Longitudinal study of respiratory function and symptoms in a non-smoking group of long-term officially-acknowledged victims of pollution-related illness
1 Department of Cardiopulmonary Rehabilitation Science, Nagasaki University Graduate School of Biomedical Sciences, 1-7-1 Sakamoto, Nagasaki 852-8520, Japan
2 Department of Rehabilitation Medicine, Nagasaki University Hospital, 1-7-1 Sakamoto, Nagasaki 852-8501, Japan
BMC Public Health 2013, 13:766 doi:10.1186/1471-2458-13-766Published: 17 August 2013
Air pollution is known to be a leading cause of respiratory symptoms. Many cross-sectional studies reported that air pollution caused respiratory disease in Japanese individuals in the 1960s. Japan has laws regulating air pollution levels and providing compensation for victims of pollution-related respiratory disease. However, long-term changes in respiratory function and symptoms in individuals who were exposed to air pollution in the 1960s have not been well studied. This study aimed to investigate longitudinal respiratory function and symptoms in older, non-smoking, long-term officially-acknowledged victims of pollution-related illness.
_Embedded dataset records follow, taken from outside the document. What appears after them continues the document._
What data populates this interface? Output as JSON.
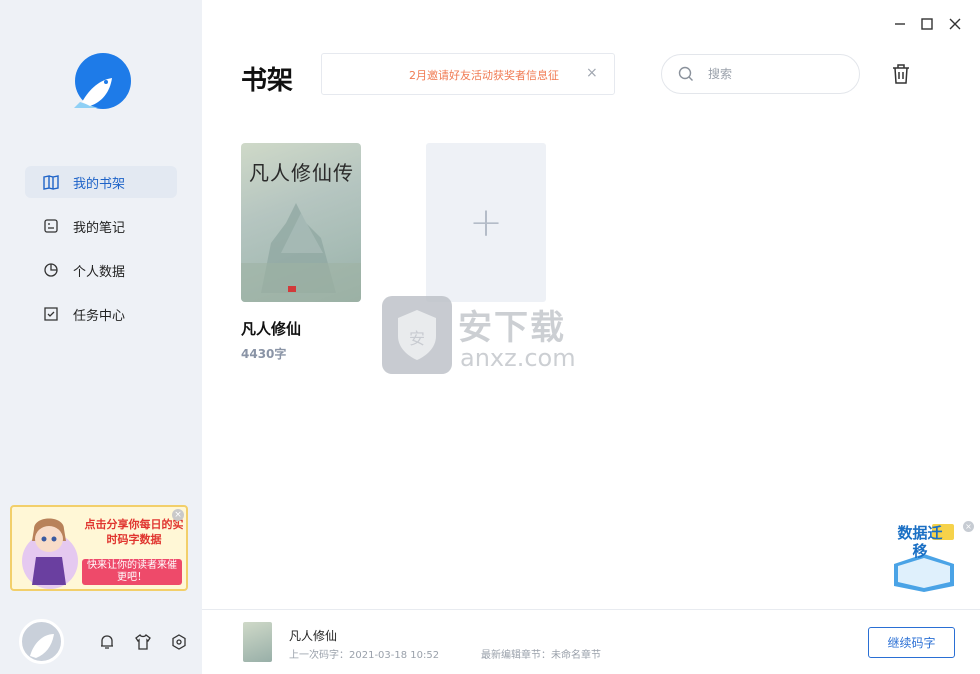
{
  "sidebar": {
    "items": [
      {
        "label": "我的书架",
        "icon": "bookshelf-icon",
        "active": true
      },
      {
        "label": "我的笔记",
        "icon": "note-icon",
        "active": false
      },
      {
        "label": "个人数据",
        "icon": "pie-chart-icon",
        "active": false
      },
      {
        "label": "任务中心",
        "icon": "task-icon",
        "active": false
      }
    ],
    "promo": {
      "line1": "点击分享你每日的实时码字数据",
      "line2": "快来让你的读者来催更吧！"
    },
    "bottom_icons": [
      "bell-icon",
      "shirt-icon",
      "settings-icon"
    ]
  },
  "header": {
    "title": "书架",
    "banner_text": "2月邀请好友活动获奖者信息征",
    "banner_close": "×",
    "search_placeholder": "搜索"
  },
  "books": [
    {
      "title": "凡人修仙",
      "words": "4430字",
      "cover_text": "凡人修仙传"
    }
  ],
  "add_book_symbol": "+",
  "watermark": {
    "text": "安下载",
    "sub": "anxz.com"
  },
  "migrate_badge": {
    "text": "数据迁移"
  },
  "bottom_bar": {
    "book_title": "凡人修仙",
    "last_typed": "上一次码字：2021-03-18 10:52",
    "latest_chapter": "最新编辑章节：未命名章节",
    "continue_label": "继续码字"
  },
  "colors": {
    "accent": "#1e63c8",
    "banner_text": "#f07a52",
    "sidebar_bg": "#eef1f6"
  }
}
The study included 563 officially-acknowledged victims of pollution-related illness living in Kurashiki, Okayama who were aged ≥ 65 years in 2009. Data were retrospectively collected from yearly respiratory symptom questionnaires and spirometry examinations conducted from 2000 to 2009.
Respiratory function declined significantly from 2000 to 2009 (p < 0.01), but the mean annual changes were relatively small. The change in mean vital capacity was −40.5 ml/year in males and −32.7 ml/year in females, and the change in mean forced expiratory volume in 1 second was −27.6 ml/year in males and −23.9 ml/year in females. Dyspnea was the only symptom that worsened significantly from 2000 to 2009 in both sexes (males: p < 0.05, females: p < 0.01).
Our results suggest that the high concentrations of air pollutants around 1970 resulted in a decrease in respiratory function and an increase in respiratory symptoms in the study population. From 2000 to 2009, the mean annual changes in respiratory function were within the normal range, even though the severity of dyspnea worsened. The changes in respiratory function and symptoms over the study period were probably due to aging. The laws governing air pollution levels and providing compensation for officially-acknowledged victims of pollution-related illness in Japan may be effective for respiratory disease cause by pollution.